Review by Kirkus Book Review
Two teenaged cousins spend a final summer in their seaside hometown, in the gentle, reflective latest from Yoshimoto (Asleep, 2000, etc.). Because Maria's father was unable to get a divorce, she and her mother lived throughout her childhood at the Yamamoto Inn, run by Maria's aunt and uncle, seeing Dad only on weekends. This wasn't easy, especially since life there was dominated by Maria's sharp-tongued cousin Tsugumi, seriously ill since birth and determined to take it out on everyone around her.

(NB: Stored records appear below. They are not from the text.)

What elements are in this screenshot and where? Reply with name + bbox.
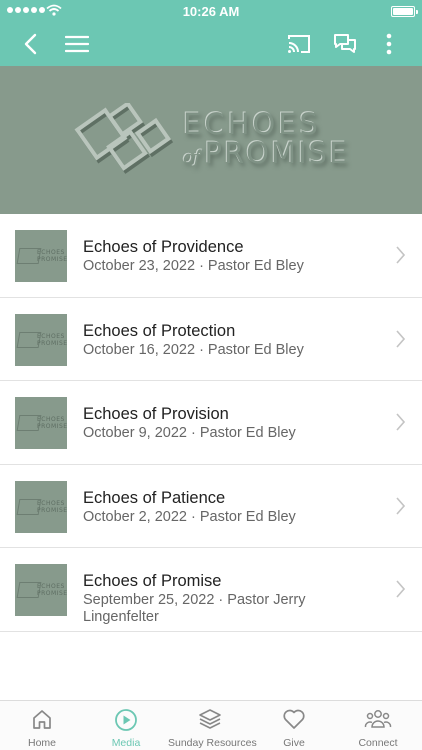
chevron-right-icon	[396, 413, 405, 431]
list-item[interactable]: ECHOES PROMISE Echoes of Provision Octobe…	[0, 381, 422, 465]
sermon-subtitle: October 9, 2022 · Pastor Ed Bley	[83, 425, 296, 441]
banner-title: ECHOES of PROMISE	[183, 110, 349, 172]
tab-label: Sunday Resources	[168, 737, 257, 749]
chevron-right-icon	[396, 246, 405, 264]
sermon-thumbnail: ECHOES PROMISE	[15, 397, 67, 449]
chevron-right-icon	[396, 329, 405, 348]
home-icon	[33, 710, 51, 729]
menu-icon[interactable]	[61, 28, 93, 60]
sermon-thumbnail: ECHOES PROMISE	[15, 313, 67, 366]
tab-label: Media	[111, 737, 141, 749]
tab-home[interactable]: Home	[0, 701, 84, 750]
list-item[interactable]: ECHOES PROMISE Echoes of Protection Octob…	[0, 298, 422, 381]
chat-icon[interactable]	[329, 28, 361, 60]
heart-icon	[283, 709, 305, 729]
sermon-title: Echoes of Patience	[83, 488, 226, 507]
sermon-subtitle: October 2, 2022 · Pastor Ed Bley	[83, 508, 296, 525]
sermon-title: Echoes of Protection	[83, 321, 236, 340]
top-bar	[0, 22, 422, 66]
list-item[interactable]: ECHOES PROMISE Echoes of Providence Octob…	[0, 214, 422, 298]
cast-icon[interactable]	[283, 28, 315, 60]
play-circle-icon	[115, 709, 137, 731]
chevron-right-icon	[396, 580, 405, 598]
series-banner: ECHOES of PROMISE	[0, 66, 422, 214]
chevron-right-icon	[396, 496, 405, 515]
tab-media[interactable]: Media	[84, 701, 168, 750]
sermon-subtitle: September 25, 2022 · Pastor Jerry Lingen…	[83, 592, 306, 625]
people-icon	[364, 710, 392, 728]
sermon-thumbnail: ECHOES PROMISE	[15, 564, 67, 616]
sermon-subtitle: October 23, 2022 · Pastor Ed Bley	[83, 258, 304, 274]
battery-icon	[391, 6, 418, 17]
sermon-title: Echoes of Provision	[83, 405, 229, 423]
tab-label: Give	[283, 737, 305, 749]
back-icon[interactable]	[15, 28, 47, 60]
sermon-thumbnail: ECHOES PROMISE	[15, 230, 67, 282]
tab-label: Connect	[358, 737, 398, 749]
status-time: 10:26 AM	[182, 4, 240, 19]
echoes-logo-mark	[74, 103, 174, 174]
banner-title-of: of	[183, 147, 201, 168]
list-item[interactable]: ECHOES PROMISE Echoes of Patience October…	[0, 465, 422, 548]
status-bar: 10:26 AM	[0, 0, 422, 22]
tab-sunday-resources[interactable]: Sunday Resources	[168, 701, 257, 750]
more-vertical-icon[interactable]	[373, 28, 405, 60]
tab-label: Home	[27, 737, 56, 749]
sermon-title: Echoes of Promise	[83, 572, 222, 590]
sermon-subtitle: October 16, 2022 · Pastor Ed Bley	[83, 341, 304, 358]
sermon-title: Echoes of Providence	[83, 238, 244, 256]
tab-connect[interactable]: Connect	[336, 701, 420, 750]
banner-title-line2: PROMISE	[204, 136, 350, 170]
tab-bar: Home Media Sunday Resources Give Connect	[0, 700, 422, 750]
sermon-list: ECHOES PROMISE Echoes of Providence Octob…	[0, 214, 422, 632]
tab-give[interactable]: Give	[252, 701, 336, 750]
sermon-thumbnail: ECHOES PROMISE	[15, 480, 67, 533]
layers-icon	[199, 709, 221, 729]
list-item[interactable]: ECHOES PROMISE Echoes of Promise Septembe…	[0, 548, 422, 632]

But the cousins have been close ever since Tsugumi faked a ghostly letter from Maria's beloved and recently deceased grandfather-a peculiar incident that sets the tone for their relationship: Tsugumi is outrageous (by Japanese standards, anyway; Americans may find her merely crotchety); Maria values her blunt honesty and understands the pain that fuels her anger. Looking back as an adult, Maria mingles memories of their childhood with an account of their last summer together, just after Maria's parents finally married and the family moved to Tokyo, and just before the Yamamotos sold the inn to start a European-style pension in the mountains. Yoshimoto's trademark blend of slangy prose and traditional Japanese affinity for nature is here again, though typical of her fresh outlook is a lovely scene when the girls walk over a mountain at night to dispel their sorrow over the final broadcast of a favorite TV show. Tsugumi's gruff charm and deep loneliness are well drawn, as is the quiet empathy of the young man she falls in love with. But the standout here is Maria: determinedly optimistic like her mother, yet affectionate toward by her father's nervous, loving anxieties, she grows into a happy maturity with the knowledge that loss is an inevitable part of growing up. The slightly odd ending, which casually thwarts expectations of a tragic denouement for Tsugumi, reminds us that this author never settles for the expected. Lyrical, accessible, enchanting: Yoshimoto deserves her international popularity.